Vox ha venido para quedarse, y aunque sólo represente a una modesta fracción del electorado, puede convertirse en la llave conservadora para desbancar a la izquierda del poder. Sin embargo, todavía hay quien siente cierto pudor ante la posibilidad de asociarse con la extrema derecha. Lo pudimos comprobar la misma noche electoral del pasado domingo, cuando Albert Rivera propuso un acuerdo PSOE-PP-Cs, consciente del tremendo lastre que significaría de cara al futuro haber pactado un gobierno con semejantes socios. No tuvo tantos reparos Pablo Casado, un tipo con memoria flexible, sinceridad negociable, ideología cuántica y mirada cortoplacista, cuyo único objetivo es recuperar el poder allá donde pueda. Fue él quien criticó el posible “gobierno de perdedores” conformado por PSOE y Cs, o quien reprochó a Pedro Sánchez valerse de los votos de formaciones situadas al margen de los valores constitucionales. Y curiosamente es él quien ahora reclama el botín de la Junta de Andalucía con el respaldo de tres partidos que no ganaron las elecciones, entre los que se incluye una formación a quien han felicitado algunos personajes de la talla de David Duke, antiguo líder del Ku Klux Klan. 

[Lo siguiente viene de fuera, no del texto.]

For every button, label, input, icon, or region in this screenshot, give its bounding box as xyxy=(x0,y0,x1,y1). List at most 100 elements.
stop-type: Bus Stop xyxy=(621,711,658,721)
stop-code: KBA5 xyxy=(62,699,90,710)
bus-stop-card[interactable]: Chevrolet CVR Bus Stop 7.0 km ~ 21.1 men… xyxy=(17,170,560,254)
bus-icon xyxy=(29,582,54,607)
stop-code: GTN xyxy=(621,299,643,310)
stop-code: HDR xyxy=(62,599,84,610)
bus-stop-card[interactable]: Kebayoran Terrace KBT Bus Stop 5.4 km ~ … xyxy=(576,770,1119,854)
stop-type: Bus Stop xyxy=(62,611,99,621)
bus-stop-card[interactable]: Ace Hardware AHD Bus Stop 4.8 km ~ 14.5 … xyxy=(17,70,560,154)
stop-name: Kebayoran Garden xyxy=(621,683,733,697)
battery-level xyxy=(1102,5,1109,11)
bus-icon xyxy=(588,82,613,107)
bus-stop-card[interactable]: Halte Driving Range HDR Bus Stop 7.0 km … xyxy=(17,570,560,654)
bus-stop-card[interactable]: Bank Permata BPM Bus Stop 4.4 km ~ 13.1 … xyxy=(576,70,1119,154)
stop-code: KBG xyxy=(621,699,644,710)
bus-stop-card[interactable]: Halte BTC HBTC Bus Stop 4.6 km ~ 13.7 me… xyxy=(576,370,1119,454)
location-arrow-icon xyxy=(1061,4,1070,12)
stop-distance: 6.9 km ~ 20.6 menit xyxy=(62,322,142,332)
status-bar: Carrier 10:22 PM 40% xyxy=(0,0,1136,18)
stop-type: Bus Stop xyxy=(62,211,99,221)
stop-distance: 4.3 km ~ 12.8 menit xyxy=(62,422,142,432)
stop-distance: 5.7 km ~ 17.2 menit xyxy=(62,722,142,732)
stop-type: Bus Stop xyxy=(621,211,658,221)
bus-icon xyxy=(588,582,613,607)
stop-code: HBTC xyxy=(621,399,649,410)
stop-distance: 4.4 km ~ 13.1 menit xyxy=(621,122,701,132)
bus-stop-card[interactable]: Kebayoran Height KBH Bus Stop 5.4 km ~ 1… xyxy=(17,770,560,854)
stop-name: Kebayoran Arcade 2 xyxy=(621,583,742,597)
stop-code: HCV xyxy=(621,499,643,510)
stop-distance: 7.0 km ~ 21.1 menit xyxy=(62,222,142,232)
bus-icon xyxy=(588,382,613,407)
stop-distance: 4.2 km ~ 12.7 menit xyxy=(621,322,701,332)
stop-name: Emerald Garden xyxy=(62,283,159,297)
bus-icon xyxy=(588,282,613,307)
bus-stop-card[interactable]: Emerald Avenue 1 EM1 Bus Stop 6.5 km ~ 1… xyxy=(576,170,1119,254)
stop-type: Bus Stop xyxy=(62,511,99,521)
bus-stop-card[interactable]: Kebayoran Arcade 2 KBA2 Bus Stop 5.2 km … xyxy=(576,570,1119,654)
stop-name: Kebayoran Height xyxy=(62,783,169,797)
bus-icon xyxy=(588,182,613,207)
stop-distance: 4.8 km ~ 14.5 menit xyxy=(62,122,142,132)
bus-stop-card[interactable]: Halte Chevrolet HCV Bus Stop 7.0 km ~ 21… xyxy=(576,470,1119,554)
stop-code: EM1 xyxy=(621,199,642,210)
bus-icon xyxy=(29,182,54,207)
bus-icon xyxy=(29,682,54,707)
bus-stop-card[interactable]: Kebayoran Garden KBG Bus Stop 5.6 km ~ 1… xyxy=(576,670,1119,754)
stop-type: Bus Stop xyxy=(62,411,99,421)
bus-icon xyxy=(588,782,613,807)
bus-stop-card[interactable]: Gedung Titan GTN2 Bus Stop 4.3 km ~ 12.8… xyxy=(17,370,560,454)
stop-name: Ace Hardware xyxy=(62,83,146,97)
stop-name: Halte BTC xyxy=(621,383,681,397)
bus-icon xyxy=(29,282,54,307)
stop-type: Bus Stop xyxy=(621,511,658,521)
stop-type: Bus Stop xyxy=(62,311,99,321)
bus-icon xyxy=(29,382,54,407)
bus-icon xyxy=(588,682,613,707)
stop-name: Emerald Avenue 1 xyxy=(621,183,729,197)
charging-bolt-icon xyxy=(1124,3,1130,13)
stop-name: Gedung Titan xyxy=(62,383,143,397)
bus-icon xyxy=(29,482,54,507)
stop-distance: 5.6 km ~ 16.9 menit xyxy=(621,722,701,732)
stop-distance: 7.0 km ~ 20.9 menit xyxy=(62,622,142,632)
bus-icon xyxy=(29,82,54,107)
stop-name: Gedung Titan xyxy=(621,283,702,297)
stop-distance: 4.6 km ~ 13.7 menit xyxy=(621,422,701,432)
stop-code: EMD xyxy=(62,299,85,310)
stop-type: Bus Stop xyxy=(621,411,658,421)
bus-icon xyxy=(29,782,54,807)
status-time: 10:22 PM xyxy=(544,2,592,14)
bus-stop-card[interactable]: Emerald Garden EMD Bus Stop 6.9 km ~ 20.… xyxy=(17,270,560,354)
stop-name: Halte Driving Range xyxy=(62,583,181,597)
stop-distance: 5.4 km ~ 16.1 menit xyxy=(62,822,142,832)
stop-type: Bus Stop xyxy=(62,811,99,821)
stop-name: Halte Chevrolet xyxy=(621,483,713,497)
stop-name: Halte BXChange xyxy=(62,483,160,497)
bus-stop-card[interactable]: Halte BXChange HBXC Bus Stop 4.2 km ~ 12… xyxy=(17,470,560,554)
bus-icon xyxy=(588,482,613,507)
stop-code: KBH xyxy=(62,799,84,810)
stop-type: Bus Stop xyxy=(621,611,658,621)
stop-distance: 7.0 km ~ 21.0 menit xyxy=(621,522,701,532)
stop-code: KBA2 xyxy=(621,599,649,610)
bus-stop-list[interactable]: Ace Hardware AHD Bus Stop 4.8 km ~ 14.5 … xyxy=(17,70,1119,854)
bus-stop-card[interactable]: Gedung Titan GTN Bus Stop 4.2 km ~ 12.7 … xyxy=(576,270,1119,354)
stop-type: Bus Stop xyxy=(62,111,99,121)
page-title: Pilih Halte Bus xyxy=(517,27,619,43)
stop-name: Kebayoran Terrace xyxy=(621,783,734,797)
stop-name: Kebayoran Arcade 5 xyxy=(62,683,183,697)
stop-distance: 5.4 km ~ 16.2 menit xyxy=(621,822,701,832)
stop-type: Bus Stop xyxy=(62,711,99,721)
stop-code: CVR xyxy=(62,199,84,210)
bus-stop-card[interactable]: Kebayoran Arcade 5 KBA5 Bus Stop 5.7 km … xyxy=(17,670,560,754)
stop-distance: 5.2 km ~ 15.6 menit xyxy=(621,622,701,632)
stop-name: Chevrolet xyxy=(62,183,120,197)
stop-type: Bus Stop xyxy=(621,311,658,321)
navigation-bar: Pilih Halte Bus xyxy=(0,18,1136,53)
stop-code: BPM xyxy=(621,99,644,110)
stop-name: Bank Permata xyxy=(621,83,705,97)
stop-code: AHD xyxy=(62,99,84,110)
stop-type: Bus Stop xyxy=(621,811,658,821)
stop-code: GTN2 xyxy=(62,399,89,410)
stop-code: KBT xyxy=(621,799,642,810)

Pablo Casado, como Groucho Marx, tiene unos principios pero si conviene también tiene otros, y carece del menor escrúpulo para extender la alfombra roja a un tipo que se jacta de ir siempre armado con una Smith & Wesson. Con semejante panorama, todo apunta a que durante los próximos años veremos a Vox formando parte de coaliciones gubernamentales en numerosas instituciones, cobrando sus peajes programáticos correspondientes. De momento, las exigencias que Santiago Abascal ha planteado esta semana para colaborar con el PP son toda una declaración de intenciones: cierre de canales autonómicos, recentralización de competencias transferidas, defensa de la caza y la tauromaquia… Parecía que nunca tendríamos que reencontrarnos con determinados fantasmas del pasado, pero como decía la niña de Poltergeist, ya están aquí.